Federal judge sides with states, partially blocking HHS reorganization and mass layoffs

Mass layoffs and reorganization of the Department of Health and Human Services (HHS) stalled out in federal court, as a Rhode Island federal judge sided with a coalition of 19 state attorneys general against subagencies Tuesday.

Filed in early May, the Democratic attorneys general argued recent actions signed off upon by HHS leadership were unconstitutional and illegal, reported Fierce Biotech. The judge agreed, granting a preliminary injunction to halt the changes. The government must file a status report by July 11.

“The Executive Branch does not have the authority to order, organize, or implement wholesale changes to the structure and function of the agencies created by Congress,” said U.S. District Judge Melissa Dubose, concluding her decision.

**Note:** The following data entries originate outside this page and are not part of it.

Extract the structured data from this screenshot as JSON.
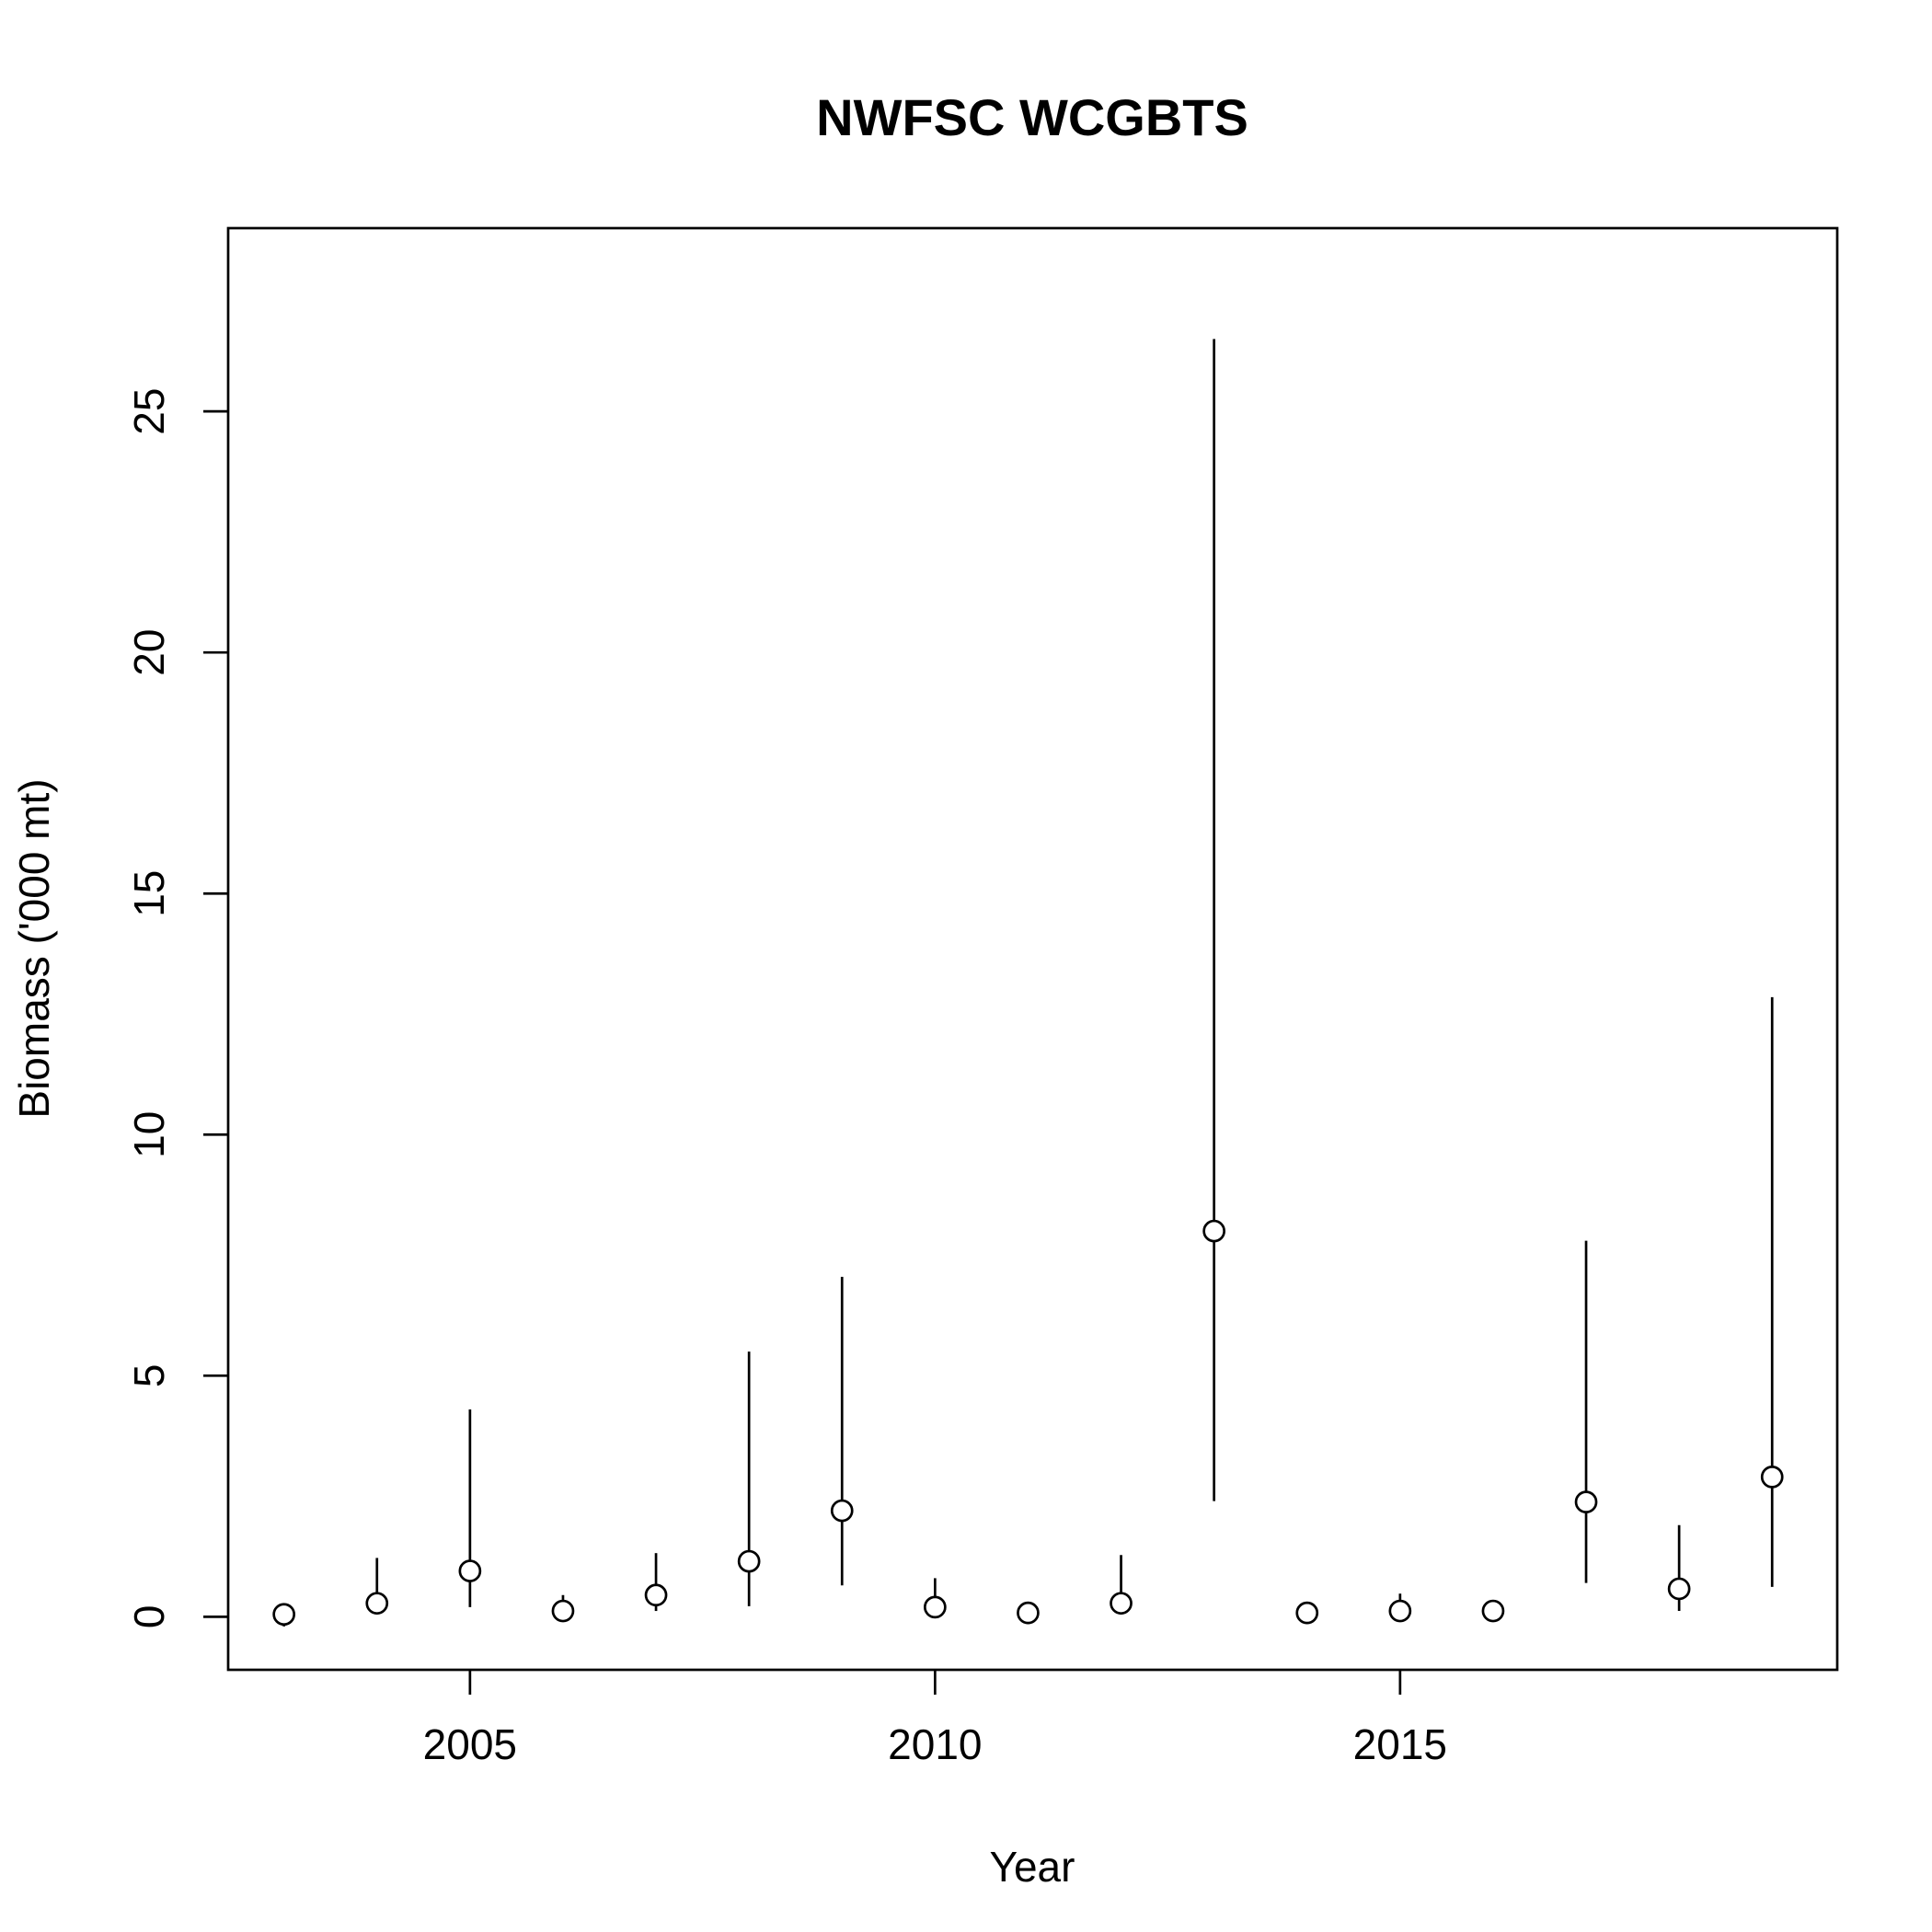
{
  "chart_data": {
    "type": "scatter",
    "title": "NWFSC WCGBTS",
    "xlabel": "Year",
    "ylabel": "Biomass ('000 mt)",
    "xlim": [
      2002.4,
      2019.7
    ],
    "ylim": [
      -1.1,
      28.8
    ],
    "xticks": [
      2005,
      2010,
      2015
    ],
    "yticks": [
      0,
      5,
      10,
      15,
      20,
      25
    ],
    "grid": false,
    "series": [
      {
        "x": [
          2003,
          2004,
          2005,
          2006,
          2007,
          2008,
          2009,
          2010,
          2011,
          2012,
          2013,
          2014,
          2015,
          2016,
          2017,
          2018,
          2019
        ],
        "y": [
          0.05,
          0.28,
          0.95,
          0.12,
          0.45,
          1.15,
          2.2,
          0.2,
          0.08,
          0.28,
          8.0,
          0.08,
          0.12,
          0.12,
          2.38,
          0.58,
          2.9
        ],
        "lower": [
          -0.2,
          0.05,
          0.2,
          0.02,
          0.12,
          0.22,
          0.65,
          0.05,
          -0.15,
          0.05,
          2.4,
          0.0,
          0.05,
          -0.05,
          0.7,
          0.12,
          0.62
        ],
        "upper": [
          0.15,
          1.22,
          4.3,
          0.45,
          1.32,
          5.5,
          7.05,
          0.8,
          0.25,
          1.28,
          26.5,
          0.25,
          0.48,
          0.25,
          7.8,
          1.9,
          12.85
        ]
      }
    ]
  }
}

Defendants included Secretary Robert F. Kennedy Jr., acting Centers for Disease Control and Prevention (CDC) Director Susan Monarez, Ph.D., and FDA Commissioner Martin Makary, M.D. Plaintiffs asked the judge to stop terminations at the CDC, the FDA’s Center for Tobacco Products, regional Head Start offices and at the Office of the Assistant Secretary for Planning and Evaluation.

States told the judge “some gaps cannot be filled” by closed laboratories at the CDC that help contain public health threats. Another program, the Pregnancy Risk Assessment Monitoring System—collecting data on pregnancy, delivery and postpartum patients—has been unable to collect data since March 27. Historical data from 1988 to 2023 are no long available from the CDC.

The attorneys general also alleged the FDA’s Center for Tobacco Products was no longer completing compliance checks to ensure the products aren’t sold to minors and that the CDC’s work on HIV, hepatitis, STD and tuberculosis prevention has been halted as well.

“The states are unable to access previously available funds, guidance, research, screenings, compliance oversight, data, and, importantly, the expertise and guidance on which they have long relied,” the lawsuit reads, later adding the HHS does not dispute harms raised by plaintiffs.

April 1, the HHS began enacting the administration’s plans to terminate 10,000 employees, consolidating offices and ending programs. Trump’s proposed budget also realizes the HHS’ goal to create a new Administration for a Healthy America, which would include some displaced offices.

This lawsuit is one of many faced by the Trump administration in the health sphere. Probationary workers, the first federal employees to be fired, faced setbacks in winning back their job titles earlier this year from the Supreme Court and the Fourth Circuit Court of Appeals.

States did win a preliminary injunction against the HHS’ block of $11 billion in grants designed to counter public health threats and pandemic preparedness, among other use cases.